'Border' Makeup and Hair Artists Reveal Secrets to Creating Trolls for a Dark Love Story
For the Academy-shortlisted Swedish-language film, pros pulled from real-life inspiration (namely, a specific British actor) to create monsters that looked odd but "real enough that you'd believe these trolls could be human."
Veteran makeup artist and prosthetics designer Goran Lundstrom had worked on pure fantasy films before (Harry Potter and the Deathly Hallows), but for Ali Abbasi's genre-bending feature Border, a dark love story about two trolls living in modern-day Sweden, he was determined to avoid "the trap" of fantasy makeup. "When you're asked to do a troll, you immediately have The Hobbit in the back of your head, but I didn't want to end up in that realm. I wanted to create something that looked odd but was real enough that you'd believe these trolls could be human."
The Swedish-language film draws inspiration from Scandinavian folklore about baby-snatching monsters, but is firmly set in the real world. Border's trolls may be misfits with snaggleteeth, jutting foreheads and blotchy, bloated skin, but they are passing in a human world. Tina (played by Swedish actress Eva Melander) works as a customs officer in a coastal town.
To strike that balance between gritty realism and Gothic fantasy, Lundstrom looked to the real world, finding inspiration from — of all people — British actor Eddie Marsan. "He has a very cool, interesting face that for me has a kind of fairy tale feel to it," Lundstrom says of the Sherlock Holmes supporting player. "I took some of his features and adapted them for Tina, because there is sort of a gender swap thing in the story, where Tina is a bit masculine and Vero [played by Eero Milonoff] is a bit feminine." Combined with elements of Milonoff's distinctively blockish features — "I took his chin and put it on her and made his hair a bit more wavy, fuller" —the overall effect is uncanny: Vero and Tina look grotesque but just this side of fantasy. "My instinct was always to tone it down," says Lundstrom, "to do less, not more."
Abbasi initially told Lundstrom he wanted makeup that could be applied "within a hour" to accommodate Melander, who appears in virtually every shot. In the end, however, assembling Tina's face — with nine prosthetic elements including forehead, eyelids, ears and chin, along with a wig and asymmetrical yellowed dentures — took more than three times that. "We eventually got it down to two hours and 45 minutes, working with two makeup artists doing half the face each," says Pamela Goldammer, the key makeup artist on set. "We'd have to keep taking out the teeth so Eva could eat." (Melander was on a strict diet because she'd gained 40 pounds for the role).

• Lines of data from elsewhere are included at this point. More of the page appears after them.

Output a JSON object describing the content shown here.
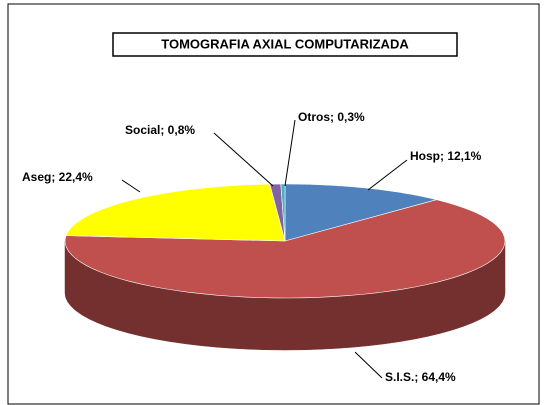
{
  "chart_data": {
    "type": "pie",
    "title": "TOMOGRAFIA AXIAL COMPUTARIZADA",
    "values": [
      12.1,
      64.4,
      22.4,
      0.8,
      0.3
    ],
    "value_labels": [
      "Hosp; 12,1%",
      "S.I.S.; 64,4%",
      "Aseg; 22,4%",
      "Social; 0,8%",
      "Otros; 0,3%"
    ],
    "colors": [
      "#4f81bd",
      "#c0504d",
      "#ffff00",
      "#8064a2",
      "#4bacc6"
    ]
  }
}
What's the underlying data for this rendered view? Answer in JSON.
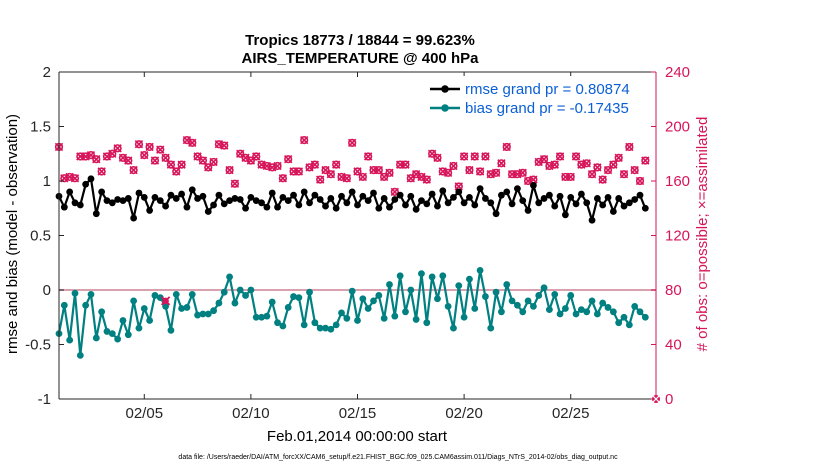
{
  "chart_data": {
    "type": "line",
    "title_line1": "Tropics 18773 / 18844 = 99.623%",
    "title_line2": "AIRS_TEMPERATURE @ 400 hPa",
    "xlabel": "Feb.01,2014 00:00:00 start",
    "ylabel_left": "rmse and bias (model - observation)",
    "ylabel_right": "# of obs: o=possible; ×=assimilated",
    "footer": "data file: /Users/raeder/DAI/ATM_forcXX/CAM6_setup/f.e21.FHIST_BGC.f09_025.CAM6assim.011/Diags_NTrS_2014-02/obs_diag_output.nc",
    "x_range": [
      1,
      29
    ],
    "ylim_left": [
      -1,
      2
    ],
    "ylim_right": [
      0,
      240
    ],
    "x_ticks": [
      5,
      10,
      15,
      20,
      25
    ],
    "x_tick_labels": [
      "02/05",
      "02/10",
      "02/15",
      "02/20",
      "02/25"
    ],
    "y_ticks_left": [
      -1,
      -0.5,
      0,
      0.5,
      1,
      1.5,
      2
    ],
    "y_tick_labels_left": [
      "-1",
      "-0.5",
      "0",
      "0.5",
      "1",
      "1.5",
      "2"
    ],
    "y_ticks_right": [
      0,
      40,
      80,
      120,
      160,
      200,
      240
    ],
    "y_tick_labels_right": [
      "0",
      "40",
      "80",
      "120",
      "160",
      "200",
      "240"
    ],
    "x": [
      1.0,
      1.25,
      1.5,
      1.75,
      2.0,
      2.25,
      2.5,
      2.75,
      3.0,
      3.25,
      3.5,
      3.75,
      4.0,
      4.25,
      4.5,
      4.75,
      5.0,
      5.25,
      5.5,
      5.75,
      6.0,
      6.25,
      6.5,
      6.75,
      7.0,
      7.25,
      7.5,
      7.75,
      8.0,
      8.25,
      8.5,
      8.75,
      9.0,
      9.25,
      9.5,
      9.75,
      10.0,
      10.25,
      10.5,
      10.75,
      11.0,
      11.25,
      11.5,
      11.75,
      12.0,
      12.25,
      12.5,
      12.75,
      13.0,
      13.25,
      13.5,
      13.75,
      14.0,
      14.25,
      14.5,
      14.75,
      15.0,
      15.25,
      15.5,
      15.75,
      16.0,
      16.25,
      16.5,
      16.75,
      17.0,
      17.25,
      17.5,
      17.75,
      18.0,
      18.25,
      18.5,
      18.75,
      19.0,
      19.25,
      19.5,
      19.75,
      20.0,
      20.25,
      20.5,
      20.75,
      21.0,
      21.25,
      21.5,
      21.75,
      22.0,
      22.25,
      22.5,
      22.75,
      23.0,
      23.25,
      23.5,
      23.75,
      24.0,
      24.25,
      24.5,
      24.75,
      25.0,
      25.25,
      25.5,
      25.75,
      26.0,
      26.25,
      26.5,
      26.75,
      27.0,
      27.25,
      27.5,
      27.75,
      28.0,
      28.25,
      28.5
    ],
    "series": [
      {
        "name": "rmse",
        "legend_label": "rmse grand pr = 0.80874",
        "color": "#000000",
        "values": [
          0.86,
          0.76,
          0.9,
          0.8,
          0.78,
          0.97,
          1.02,
          0.7,
          0.9,
          0.82,
          0.8,
          0.83,
          0.82,
          0.84,
          0.66,
          0.89,
          0.85,
          0.73,
          0.85,
          0.82,
          0.77,
          0.87,
          0.84,
          0.88,
          0.76,
          0.92,
          0.84,
          0.86,
          0.72,
          0.78,
          0.87,
          0.79,
          0.82,
          0.84,
          0.83,
          0.75,
          0.85,
          0.82,
          0.8,
          0.76,
          0.89,
          0.76,
          0.85,
          0.82,
          0.87,
          0.78,
          0.9,
          0.8,
          0.87,
          0.83,
          0.77,
          0.84,
          0.75,
          0.86,
          0.8,
          0.9,
          0.78,
          0.86,
          0.82,
          0.89,
          0.75,
          0.84,
          0.76,
          0.83,
          0.87,
          0.78,
          0.86,
          0.74,
          0.82,
          0.79,
          0.88,
          0.77,
          0.91,
          0.8,
          0.85,
          0.9,
          0.8,
          0.85,
          0.78,
          0.93,
          0.84,
          0.8,
          0.7,
          0.87,
          0.9,
          0.79,
          0.93,
          0.82,
          0.73,
          0.96,
          0.8,
          0.84,
          0.87,
          0.77,
          0.86,
          0.69,
          0.85,
          0.79,
          0.88,
          0.8,
          0.64,
          0.84,
          0.78,
          0.85,
          0.72,
          0.84,
          0.77,
          0.8,
          0.83,
          0.87,
          0.75
        ],
        "grand_value": 0.80874
      },
      {
        "name": "bias",
        "legend_label": "bias grand pr = -0.17435",
        "color": "#008080",
        "values": [
          -0.4,
          -0.14,
          -0.46,
          -0.03,
          -0.6,
          -0.14,
          -0.04,
          -0.44,
          -0.2,
          -0.38,
          -0.4,
          -0.45,
          -0.28,
          -0.41,
          -0.1,
          -0.35,
          -0.17,
          -0.28,
          -0.05,
          -0.07,
          -0.15,
          -0.37,
          -0.04,
          -0.17,
          -0.16,
          -0.04,
          -0.23,
          -0.22,
          -0.22,
          -0.19,
          -0.12,
          -0.02,
          0.12,
          -0.12,
          0.0,
          -0.05,
          0.0,
          -0.25,
          -0.25,
          -0.24,
          -0.11,
          -0.3,
          -0.33,
          -0.16,
          -0.06,
          -0.07,
          -0.32,
          -0.02,
          -0.3,
          -0.35,
          -0.35,
          -0.36,
          -0.32,
          -0.21,
          -0.26,
          -0.01,
          -0.28,
          -0.08,
          -0.17,
          -0.1,
          -0.05,
          -0.26,
          0.05,
          -0.24,
          0.13,
          -0.2,
          0.0,
          -0.27,
          0.15,
          -0.3,
          0.12,
          -0.08,
          0.13,
          -0.15,
          -0.35,
          0.04,
          -0.25,
          0.1,
          -0.17,
          0.18,
          -0.06,
          -0.35,
          -0.02,
          -0.2,
          0.05,
          -0.1,
          -0.14,
          -0.2,
          -0.1,
          -0.15,
          -0.05,
          0.02,
          -0.18,
          -0.04,
          -0.22,
          -0.17,
          -0.05,
          -0.22,
          -0.18,
          -0.2,
          -0.1,
          -0.22,
          -0.12,
          -0.16,
          -0.2,
          -0.3,
          -0.25,
          -0.32,
          -0.15,
          -0.2,
          -0.25
        ],
        "grand_value": -0.17435
      }
    ],
    "obs_counts": {
      "color": "#d6155a",
      "possible_marker": "o",
      "assimilated_marker": "x",
      "values": [
        185,
        162,
        163,
        162,
        178,
        178,
        179,
        176,
        167,
        178,
        180,
        184,
        177,
        175,
        168,
        187,
        179,
        185,
        175,
        183,
        177,
        172,
        167,
        172,
        190,
        188,
        178,
        175,
        170,
        174,
        187,
        186,
        168,
        158,
        180,
        177,
        175,
        178,
        172,
        171,
        170,
        171,
        162,
        176,
        167,
        167,
        190,
        170,
        172,
        161,
        168,
        165,
        172,
        163,
        162,
        188,
        167,
        163,
        178,
        168,
        168,
        163,
        166,
        152,
        172,
        172,
        162,
        165,
        163,
        161,
        180,
        177,
        167,
        166,
        171,
        156,
        178,
        168,
        178,
        167,
        178,
        165,
        166,
        173,
        185,
        165,
        165,
        166,
        160,
        161,
        174,
        176,
        171,
        172,
        178,
        163,
        163,
        178,
        172,
        173,
        165,
        170,
        161,
        168,
        172,
        177,
        165,
        185,
        168,
        160,
        175
      ]
    },
    "extra_marker": {
      "x": 6.0,
      "y_left": -0.1
    },
    "corner_marker": {
      "x": 29,
      "y_right": 0
    }
  }
}
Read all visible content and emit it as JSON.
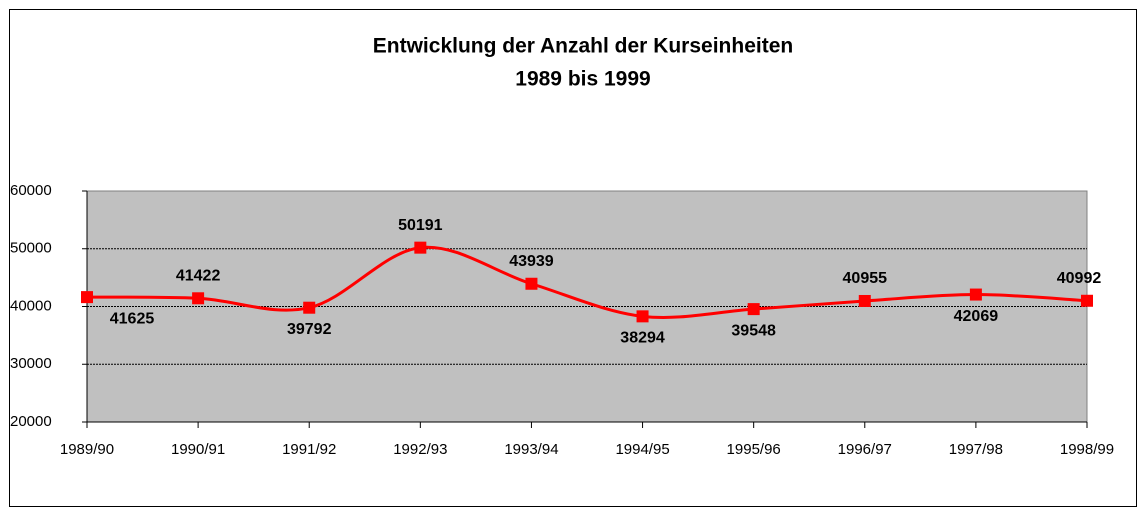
{
  "chart_data": {
    "type": "line",
    "title": "Entwicklung der Anzahl der Kurseinheiten",
    "subtitle": "1989 bis 1999",
    "categories": [
      "1989/90",
      "1990/91",
      "1991/92",
      "1992/93",
      "1993/94",
      "1994/95",
      "1995/96",
      "1996/97",
      "1997/98",
      "1998/99"
    ],
    "series": [
      {
        "name": "Kurseinheiten",
        "color": "#ff0000",
        "values": [
          41625,
          41422,
          39792,
          50191,
          43939,
          38294,
          39548,
          40955,
          42069,
          40992
        ]
      }
    ],
    "ylim": [
      20000,
      60000
    ],
    "yticks": [
      20000,
      30000,
      40000,
      50000,
      60000
    ],
    "grid": true
  }
}
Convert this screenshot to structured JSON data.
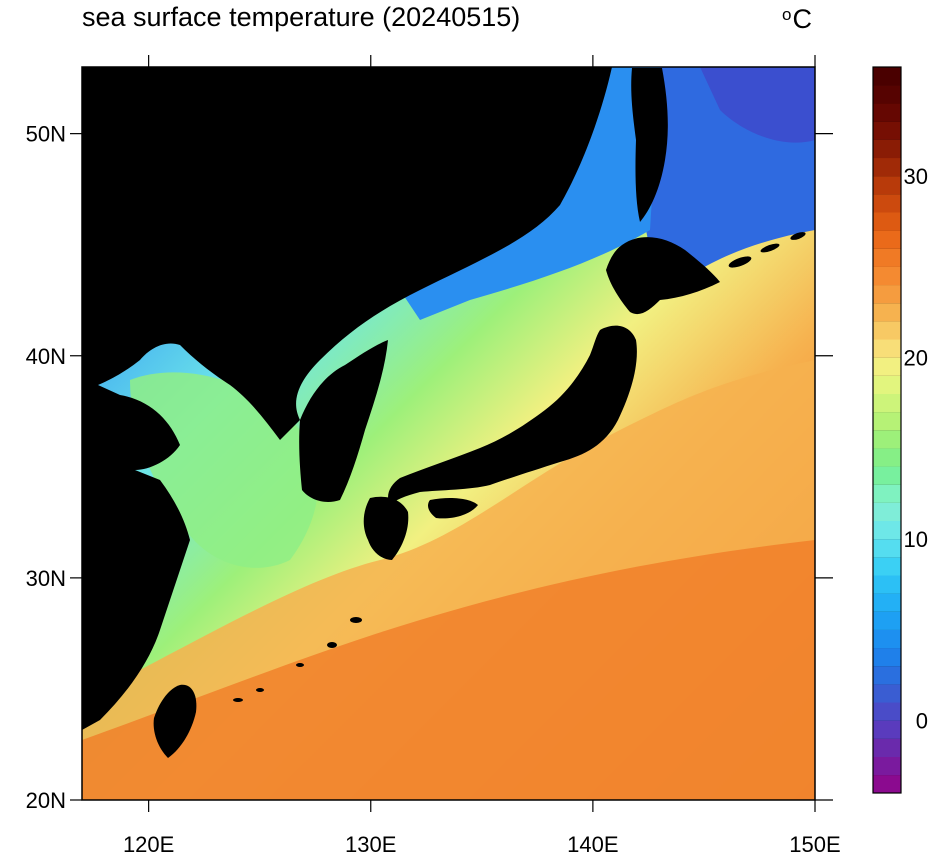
{
  "title": "sea surface temperature (20240515)",
  "units": {
    "degree": "o",
    "unit": "C"
  },
  "axes": {
    "lon_ticks": [
      {
        "value": 120,
        "label": "120E"
      },
      {
        "value": 130,
        "label": "130E"
      },
      {
        "value": 140,
        "label": "140E"
      },
      {
        "value": 150,
        "label": "150E"
      }
    ],
    "lat_ticks": [
      {
        "value": 20,
        "label": "20N"
      },
      {
        "value": 30,
        "label": "30N"
      },
      {
        "value": 40,
        "label": "40N"
      },
      {
        "value": 50,
        "label": "50N"
      }
    ],
    "lon_range": [
      117,
      150
    ],
    "lat_range": [
      20,
      53
    ]
  },
  "colorbar": {
    "min": -4,
    "max": 36,
    "step": 1,
    "tick_labels": [
      {
        "value": 0,
        "label": "0"
      },
      {
        "value": 10,
        "label": "10"
      },
      {
        "value": 20,
        "label": "20"
      },
      {
        "value": 30,
        "label": "30"
      }
    ],
    "colors": [
      "#8b0a8f",
      "#7a1a9e",
      "#6a2aac",
      "#5a3bbd",
      "#4a4cc8",
      "#3a5dd2",
      "#2a6fdf",
      "#1f80ea",
      "#1d90f0",
      "#1ea0f3",
      "#23b0f5",
      "#2cc0f5",
      "#3bd0f4",
      "#55ddf0",
      "#6ee7e8",
      "#7fedd8",
      "#7ff2c0",
      "#78f09e",
      "#86ef86",
      "#9df07a",
      "#b6f276",
      "#cdf47a",
      "#e2f57e",
      "#f2f081",
      "#f8de78",
      "#f7c964",
      "#f6b24f",
      "#f59c3f",
      "#f48a31",
      "#f07a25",
      "#ea6a1a",
      "#dd5a12",
      "#cc4a0e",
      "#b83a0a",
      "#a02a07",
      "#8a1c05",
      "#760f03",
      "#650702",
      "#560301",
      "#4a0000"
    ]
  },
  "land_color": "#000000"
}
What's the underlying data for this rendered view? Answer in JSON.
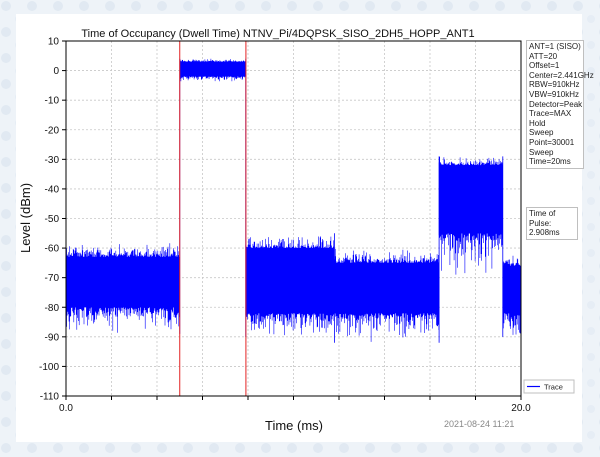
{
  "colors": {
    "trace": "#0000ff",
    "markers": "#e32222",
    "grid": "#c8c8c8",
    "background_pattern": "#dfe8f1"
  },
  "chart_data": {
    "type": "line",
    "title": "Time of Occupancy (Dwell Time) NTNV_Pi/4DQPSK_SISO_2DH5_HOPP_ANT1",
    "xlabel": "Time (ms)",
    "ylabel": "Level (dBm)",
    "xlim": [
      0.0,
      20.0
    ],
    "ylim": [
      -110,
      10
    ],
    "x_tick_labels": [
      "0.0",
      "20.0"
    ],
    "x_minor_ticks": [
      2,
      4,
      6,
      8,
      10,
      12,
      14,
      16,
      18
    ],
    "y_ticks": [
      10,
      0,
      -10,
      -20,
      -30,
      -40,
      -50,
      -60,
      -70,
      -80,
      -90,
      -100,
      -110
    ],
    "grid": true,
    "legend": {
      "position": "bottom-right",
      "entries": [
        "Trace"
      ]
    },
    "markers": [
      {
        "x": 5.0,
        "label": ""
      },
      {
        "x": 7.908,
        "label": ""
      }
    ],
    "series": [
      {
        "name": "Trace",
        "segments": [
          {
            "x_start": 0.0,
            "x_end": 5.0,
            "floor": -89,
            "ceiling": -58,
            "body_low": -80,
            "body_high": -63
          },
          {
            "x_start": 5.0,
            "x_end": 7.9,
            "floor": -4,
            "ceiling": 4,
            "body_low": -2,
            "body_high": 3
          },
          {
            "x_start": 7.9,
            "x_end": 11.8,
            "floor": -90,
            "ceiling": -55,
            "body_low": -82,
            "body_high": -60
          },
          {
            "x_start": 11.8,
            "x_end": 16.4,
            "floor": -92,
            "ceiling": -60,
            "body_low": -82,
            "body_high": -65
          },
          {
            "x_start": 16.4,
            "x_end": 19.2,
            "floor": -70,
            "ceiling": -29,
            "body_low": -55,
            "body_high": -32
          },
          {
            "x_start": 19.2,
            "x_end": 20.0,
            "floor": -90,
            "ceiling": -62,
            "body_low": -82,
            "body_high": -66
          }
        ]
      }
    ]
  },
  "settings_box": {
    "lines": [
      "ANT=1 (SISO)",
      "ATT=20",
      "Offset=1",
      "Center=2.441GHz",
      "RBW=910kHz",
      "VBW=910kHz",
      "Detector=Peak",
      "Trace=MAX Hold",
      "Sweep Point=30001",
      "Sweep Time=20ms"
    ]
  },
  "pulse_box": {
    "label": "Time of Pulse:",
    "value": "2.908ms"
  },
  "timestamp": "2021-08-24 11:21"
}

Instead of using silicone to build a face for Melander's character, Lundstrom chose gelatin for a more natural look (the edges can get "wrinkly" with silicone, he says). "The only problem with gelatin is you need body heat to keep it soft," says Goldammer, "and we had a lot of scenes outside, in the forest. Once, it was so cold I had to hold hand warmers to Eva's cheeks to keep them from stiffening up."